In she went, digging through her worn pockets for cash, she pulled out a twenty. A warm, weathered face from behind the counter greeted her. “Twenty on pump number two, Hun?” She smiled and nodded. “Well, don’t you look tired and beat to shit. Put fifteen in the tank and five for Lucky Sevens”, she didn’t wait for a response, rang her up, and handed her the scratch ticket. Her shoulders shrugged, she thanked her and headed back to the car.

On the steering wheel she scratched. Her hands went from steady to shaky as those gorgeous 7’s appeared one after the other. That guardian angel had led her to $20,000 that day. Her smile ran from ear to ear as she ran back into the store. Patrons stared in confusion as the two women laughed and hugged. Not all angels have wings. Some have grey hair, wear name tags, and chain smoke in alleyways on their fifteen-minute breaks.

For the first time in a long time, the next morning couldn’t come soon enough. She packed what could fit on her back and drove her old VW Rabbit to the airport. “Non-stop Netherlands” jumped off the board and it read like poetry.

She headed onto some bad lighting in the airport store and filled her arms with guilty pleasures. Swedish fish, popcorn, gum, cigarettes, and some mindless magazines with layers and layers of hot and sweaty eye candy.

Boarding the plane, she floated to her seat. With an aisle spot and a good-smelling man seated next to her, all was right in the world. Bloody Mary’s on the plane and a seven-hour slumber was everything she needed.

She traveled to a town called Well, where it was just that. And soon her tired eyes experienced a dose of therapy. The clock began chiming, it was noon.
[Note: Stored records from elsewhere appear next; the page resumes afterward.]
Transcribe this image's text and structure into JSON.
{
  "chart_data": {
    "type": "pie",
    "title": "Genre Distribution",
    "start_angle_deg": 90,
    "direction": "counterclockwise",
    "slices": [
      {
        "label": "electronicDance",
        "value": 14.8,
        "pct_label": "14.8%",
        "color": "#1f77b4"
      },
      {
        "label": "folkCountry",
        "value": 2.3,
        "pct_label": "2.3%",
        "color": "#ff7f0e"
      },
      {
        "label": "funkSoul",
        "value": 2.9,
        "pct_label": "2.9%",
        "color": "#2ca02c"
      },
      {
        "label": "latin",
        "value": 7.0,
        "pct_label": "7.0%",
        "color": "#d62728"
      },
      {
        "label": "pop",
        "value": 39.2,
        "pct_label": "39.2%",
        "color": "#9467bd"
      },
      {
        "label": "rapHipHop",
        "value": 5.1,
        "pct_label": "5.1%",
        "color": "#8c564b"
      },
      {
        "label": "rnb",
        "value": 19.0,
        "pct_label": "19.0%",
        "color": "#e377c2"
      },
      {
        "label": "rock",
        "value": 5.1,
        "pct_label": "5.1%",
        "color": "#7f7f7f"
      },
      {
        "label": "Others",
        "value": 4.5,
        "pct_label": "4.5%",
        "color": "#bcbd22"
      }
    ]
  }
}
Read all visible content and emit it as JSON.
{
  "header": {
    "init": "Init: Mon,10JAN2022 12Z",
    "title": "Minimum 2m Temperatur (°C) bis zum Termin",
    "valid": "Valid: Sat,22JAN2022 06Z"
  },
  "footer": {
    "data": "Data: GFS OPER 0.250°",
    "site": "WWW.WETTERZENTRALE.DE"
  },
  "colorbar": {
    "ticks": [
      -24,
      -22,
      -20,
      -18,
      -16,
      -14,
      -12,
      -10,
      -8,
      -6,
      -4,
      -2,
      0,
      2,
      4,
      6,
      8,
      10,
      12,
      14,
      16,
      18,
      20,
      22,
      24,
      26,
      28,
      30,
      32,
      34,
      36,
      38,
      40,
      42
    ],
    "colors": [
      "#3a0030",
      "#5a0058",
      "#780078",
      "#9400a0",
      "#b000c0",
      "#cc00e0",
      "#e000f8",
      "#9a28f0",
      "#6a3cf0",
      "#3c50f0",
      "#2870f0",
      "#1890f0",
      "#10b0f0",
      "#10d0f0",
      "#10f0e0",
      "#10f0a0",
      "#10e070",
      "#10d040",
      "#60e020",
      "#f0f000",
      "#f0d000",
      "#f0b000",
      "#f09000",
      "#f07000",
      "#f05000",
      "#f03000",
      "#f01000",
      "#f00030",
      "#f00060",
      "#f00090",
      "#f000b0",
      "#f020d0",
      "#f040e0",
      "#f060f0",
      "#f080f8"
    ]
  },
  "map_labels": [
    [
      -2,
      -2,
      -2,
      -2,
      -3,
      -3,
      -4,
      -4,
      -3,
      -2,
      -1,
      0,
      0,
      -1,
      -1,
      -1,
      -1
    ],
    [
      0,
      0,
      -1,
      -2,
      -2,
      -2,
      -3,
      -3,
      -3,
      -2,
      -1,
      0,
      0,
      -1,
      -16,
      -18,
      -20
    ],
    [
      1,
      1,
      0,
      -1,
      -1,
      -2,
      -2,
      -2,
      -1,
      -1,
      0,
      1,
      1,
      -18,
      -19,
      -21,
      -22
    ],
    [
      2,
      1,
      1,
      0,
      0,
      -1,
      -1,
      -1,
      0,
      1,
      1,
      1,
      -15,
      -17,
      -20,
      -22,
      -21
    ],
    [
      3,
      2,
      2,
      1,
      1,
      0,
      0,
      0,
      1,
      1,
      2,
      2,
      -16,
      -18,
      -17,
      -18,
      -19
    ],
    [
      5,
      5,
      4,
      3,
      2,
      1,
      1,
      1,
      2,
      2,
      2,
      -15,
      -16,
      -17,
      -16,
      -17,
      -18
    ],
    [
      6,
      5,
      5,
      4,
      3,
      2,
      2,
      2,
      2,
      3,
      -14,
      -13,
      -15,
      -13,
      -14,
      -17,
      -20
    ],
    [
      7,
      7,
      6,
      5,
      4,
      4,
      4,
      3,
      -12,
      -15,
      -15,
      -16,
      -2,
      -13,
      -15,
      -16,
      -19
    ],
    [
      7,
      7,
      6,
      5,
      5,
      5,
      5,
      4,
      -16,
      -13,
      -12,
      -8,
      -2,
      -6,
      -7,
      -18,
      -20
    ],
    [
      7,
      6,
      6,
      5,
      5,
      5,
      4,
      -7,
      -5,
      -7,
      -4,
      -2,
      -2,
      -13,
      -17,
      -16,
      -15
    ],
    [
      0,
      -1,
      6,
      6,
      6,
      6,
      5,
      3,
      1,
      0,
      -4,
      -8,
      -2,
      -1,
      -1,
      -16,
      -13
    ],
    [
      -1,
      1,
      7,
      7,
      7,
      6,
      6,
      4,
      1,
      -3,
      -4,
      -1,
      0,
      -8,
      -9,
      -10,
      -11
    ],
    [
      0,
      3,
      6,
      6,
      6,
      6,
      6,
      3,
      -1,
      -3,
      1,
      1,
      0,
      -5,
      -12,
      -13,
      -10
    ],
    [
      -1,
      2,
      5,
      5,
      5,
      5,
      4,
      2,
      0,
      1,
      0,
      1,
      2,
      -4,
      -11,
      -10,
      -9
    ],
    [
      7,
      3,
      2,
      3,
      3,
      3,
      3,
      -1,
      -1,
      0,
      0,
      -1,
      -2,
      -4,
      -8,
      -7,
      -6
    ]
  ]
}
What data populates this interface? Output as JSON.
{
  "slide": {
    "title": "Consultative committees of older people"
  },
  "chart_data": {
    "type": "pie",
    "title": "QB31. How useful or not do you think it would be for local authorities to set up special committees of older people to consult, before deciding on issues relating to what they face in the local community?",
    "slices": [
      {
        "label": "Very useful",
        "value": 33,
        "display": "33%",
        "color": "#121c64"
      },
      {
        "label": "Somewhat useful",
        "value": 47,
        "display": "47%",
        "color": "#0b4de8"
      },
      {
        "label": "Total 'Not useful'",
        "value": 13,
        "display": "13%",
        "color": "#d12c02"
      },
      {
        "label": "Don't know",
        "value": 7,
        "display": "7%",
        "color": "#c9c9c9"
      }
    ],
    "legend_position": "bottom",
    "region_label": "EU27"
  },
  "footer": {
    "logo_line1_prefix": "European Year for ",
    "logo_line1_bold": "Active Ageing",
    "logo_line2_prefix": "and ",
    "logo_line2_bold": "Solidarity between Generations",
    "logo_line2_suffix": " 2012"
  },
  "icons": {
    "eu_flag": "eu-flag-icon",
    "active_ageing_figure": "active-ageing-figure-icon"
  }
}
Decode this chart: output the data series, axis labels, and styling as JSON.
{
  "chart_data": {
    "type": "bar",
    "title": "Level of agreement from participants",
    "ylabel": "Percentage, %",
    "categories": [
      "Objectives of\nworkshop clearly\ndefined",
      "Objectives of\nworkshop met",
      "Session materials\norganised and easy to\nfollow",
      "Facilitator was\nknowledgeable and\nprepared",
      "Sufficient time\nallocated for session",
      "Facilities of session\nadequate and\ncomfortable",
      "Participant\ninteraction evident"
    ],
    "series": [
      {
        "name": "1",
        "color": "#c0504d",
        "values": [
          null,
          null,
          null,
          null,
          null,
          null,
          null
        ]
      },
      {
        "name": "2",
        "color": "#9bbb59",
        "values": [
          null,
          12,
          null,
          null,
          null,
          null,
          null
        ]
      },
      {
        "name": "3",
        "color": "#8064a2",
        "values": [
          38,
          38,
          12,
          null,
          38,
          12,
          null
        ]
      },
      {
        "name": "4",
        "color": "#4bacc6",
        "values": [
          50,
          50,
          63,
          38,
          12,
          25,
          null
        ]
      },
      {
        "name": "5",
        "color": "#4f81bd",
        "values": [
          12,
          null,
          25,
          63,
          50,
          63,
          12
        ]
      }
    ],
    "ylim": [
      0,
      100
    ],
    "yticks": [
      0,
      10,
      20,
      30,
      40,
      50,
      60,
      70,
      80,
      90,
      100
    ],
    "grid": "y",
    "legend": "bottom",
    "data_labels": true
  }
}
Happy bells rang and little voices laughed. A thousand two-wheeled machines covered the earth around her. Women older than her mother, riding with baskets and smiles. Fathers pedaling with sons on laps and shoulders.

She sat on her borrowed bicycle, which over time had held one hundred different bodies. She pedals and is soon exposed to mossy pastures and fields of corn. The crystal sky begins to sweat and her skin becomes damp. The sun that had warmed her head began to play hide and seek.

Wet and freshly bruised from her travels, she took rest on a nearby bench. She pulled her little black notebook from her bag, which had documented her dreams for years. But just this one time, she decided to put the pen down and be selfish with the moment. Looking up to see if the sun would give her a smile, she witnessed the perfect rainbow. And that was when she understood.